Minister for Finance Brian Lenihan said he would publish a bill this week to reform the Central Bank and Financial Services Authority of Ireland.

He was speaking following the release of a report from the Comptroller and Auditor General (CAG) identified shortcomings in the regulation of financial institutions.

CAG John Buckley's special report on the response to the financial market crisis said there were issues in regulation within Ireland, the EU and further afield, and he recommended a number of measures to make regulation more accountable from both the regulator and the financial institutions.

It said that although the Financial Regulator had begun intensifying supervision, speeding up information flows and addressing internal communications, "considerable work" was needed to ensure that future shocks could be addressed.

He said consideration should be given to requiring the Financial Regulator to give an annual statement to the Dáil on supervisory matters.

"At the level of financial institutions, while recognising that it would have some cost implications, an annual positive assurance by their auditors in regard to the functioning of the internal corporate governance regime in each institution including the risk management function could strengthen public assurance," the report said.

Mr Lenihan said the new bill would deal with some of the issues raised by the report.
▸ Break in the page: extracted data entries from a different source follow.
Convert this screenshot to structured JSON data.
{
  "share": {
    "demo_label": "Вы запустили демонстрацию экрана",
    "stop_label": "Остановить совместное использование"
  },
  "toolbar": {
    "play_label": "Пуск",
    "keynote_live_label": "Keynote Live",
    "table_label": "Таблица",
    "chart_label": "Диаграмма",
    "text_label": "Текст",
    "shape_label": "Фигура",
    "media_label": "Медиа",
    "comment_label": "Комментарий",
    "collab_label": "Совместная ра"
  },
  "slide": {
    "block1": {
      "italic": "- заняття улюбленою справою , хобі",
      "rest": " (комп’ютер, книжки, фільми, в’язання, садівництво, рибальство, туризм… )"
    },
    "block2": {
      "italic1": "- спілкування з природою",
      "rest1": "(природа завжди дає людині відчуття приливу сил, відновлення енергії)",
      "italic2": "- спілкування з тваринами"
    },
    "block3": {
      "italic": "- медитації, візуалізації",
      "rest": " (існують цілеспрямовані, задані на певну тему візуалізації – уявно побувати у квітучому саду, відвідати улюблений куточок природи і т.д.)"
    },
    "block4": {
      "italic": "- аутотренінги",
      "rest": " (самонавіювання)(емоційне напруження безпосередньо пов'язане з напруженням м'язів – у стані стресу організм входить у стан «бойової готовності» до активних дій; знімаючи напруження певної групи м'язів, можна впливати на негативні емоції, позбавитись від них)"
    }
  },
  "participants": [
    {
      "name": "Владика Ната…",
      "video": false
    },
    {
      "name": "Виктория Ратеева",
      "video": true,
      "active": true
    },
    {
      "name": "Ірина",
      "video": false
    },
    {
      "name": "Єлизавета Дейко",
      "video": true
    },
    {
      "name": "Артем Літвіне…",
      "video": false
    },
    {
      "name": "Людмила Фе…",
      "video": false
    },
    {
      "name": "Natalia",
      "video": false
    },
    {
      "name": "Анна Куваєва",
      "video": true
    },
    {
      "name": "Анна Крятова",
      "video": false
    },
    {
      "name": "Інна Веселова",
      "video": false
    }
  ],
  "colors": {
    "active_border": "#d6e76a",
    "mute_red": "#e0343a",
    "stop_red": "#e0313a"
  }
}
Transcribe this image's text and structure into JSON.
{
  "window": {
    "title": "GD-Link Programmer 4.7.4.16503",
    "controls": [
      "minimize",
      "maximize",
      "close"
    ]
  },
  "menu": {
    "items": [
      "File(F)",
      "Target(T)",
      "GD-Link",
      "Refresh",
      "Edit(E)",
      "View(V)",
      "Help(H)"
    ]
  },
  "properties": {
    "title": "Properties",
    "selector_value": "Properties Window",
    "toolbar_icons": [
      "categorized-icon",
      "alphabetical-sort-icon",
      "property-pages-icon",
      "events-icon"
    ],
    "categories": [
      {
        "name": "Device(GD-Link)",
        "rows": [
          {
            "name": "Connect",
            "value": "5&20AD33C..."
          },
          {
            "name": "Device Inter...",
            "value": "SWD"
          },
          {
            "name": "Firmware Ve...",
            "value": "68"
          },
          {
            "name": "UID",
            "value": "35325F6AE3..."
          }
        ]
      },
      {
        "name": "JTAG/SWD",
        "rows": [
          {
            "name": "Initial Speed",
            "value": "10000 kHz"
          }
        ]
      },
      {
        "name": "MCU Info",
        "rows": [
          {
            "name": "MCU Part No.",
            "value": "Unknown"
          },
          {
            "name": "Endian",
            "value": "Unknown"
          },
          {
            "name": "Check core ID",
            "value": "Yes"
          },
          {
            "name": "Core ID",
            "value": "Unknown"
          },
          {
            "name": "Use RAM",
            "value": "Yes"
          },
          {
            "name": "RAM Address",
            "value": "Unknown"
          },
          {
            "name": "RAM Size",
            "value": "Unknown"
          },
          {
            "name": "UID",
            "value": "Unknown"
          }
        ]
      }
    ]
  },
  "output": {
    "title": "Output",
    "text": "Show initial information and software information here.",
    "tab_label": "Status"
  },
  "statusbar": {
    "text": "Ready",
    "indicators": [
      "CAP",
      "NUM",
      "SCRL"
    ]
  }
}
"This is the first of a three-stage legislative programme to create a new fully-integrated structure for financial regulation, enhance the powers and functions of the Central Bank and consolidate existing legislation," he said.

"The financial regulatory reforms will address the problems identified by the Comptroller and Auditor General and respond as appropriate to his recommendations. This is an important element in a comprehensive programme to put in place a domestic regulatory framework for financial services that meets Government objectives for the maintenance of the stability of the financial system, provides for the effective and efficient supervision of financial institutions and markets and safeguards the interests of consumers and investors.”

The CAG report also recommends a greater emphasis on testing of transactions and balances as part of the Regulator’s remit, and a "top-down analysis" of the sustainability of institutions' business models and strategies.

"At the level of systems, procedures and practices adopted by the Regulator, it would be appropriate to consider incorporating a greater emphasis on testing of transactions and balances into its inspection work since risk-based systems can only function optimally when informed by on-the-ground evidence based on actual transactions," the report said.

"This would need to be balanced with a top down analysis of the sustainability of the business models and associated strategies of individual institutions.”

The CAG also suggested a tripartite review by the Central Bank, the Regulator and the Department of Finance.

Fine Gael's finance spokesman Richard Bruton welcomed the CAG's report. He supported the recommendation for an annual statement to the Dáil, saying it would benchmark Ireland against other countries.

He also called for auditors to provide greater assurances in relation to the internal corporative governance regime of banks, and said there should be an immediate review of the efficacy of measures taken to date.

“The Comptroller and Auditor General can claim some credit for raising concerns about the adequacies of supervision back in 2007. Ireland must never again be exposed to the risk-taking which brought such destruction on the lives of many ordinary people," he said.

“The Fianna Fáil/Green Government seems determined to save the blushes of prominent people, including themselves, in any investigation which takes place. That is simply not good enough.”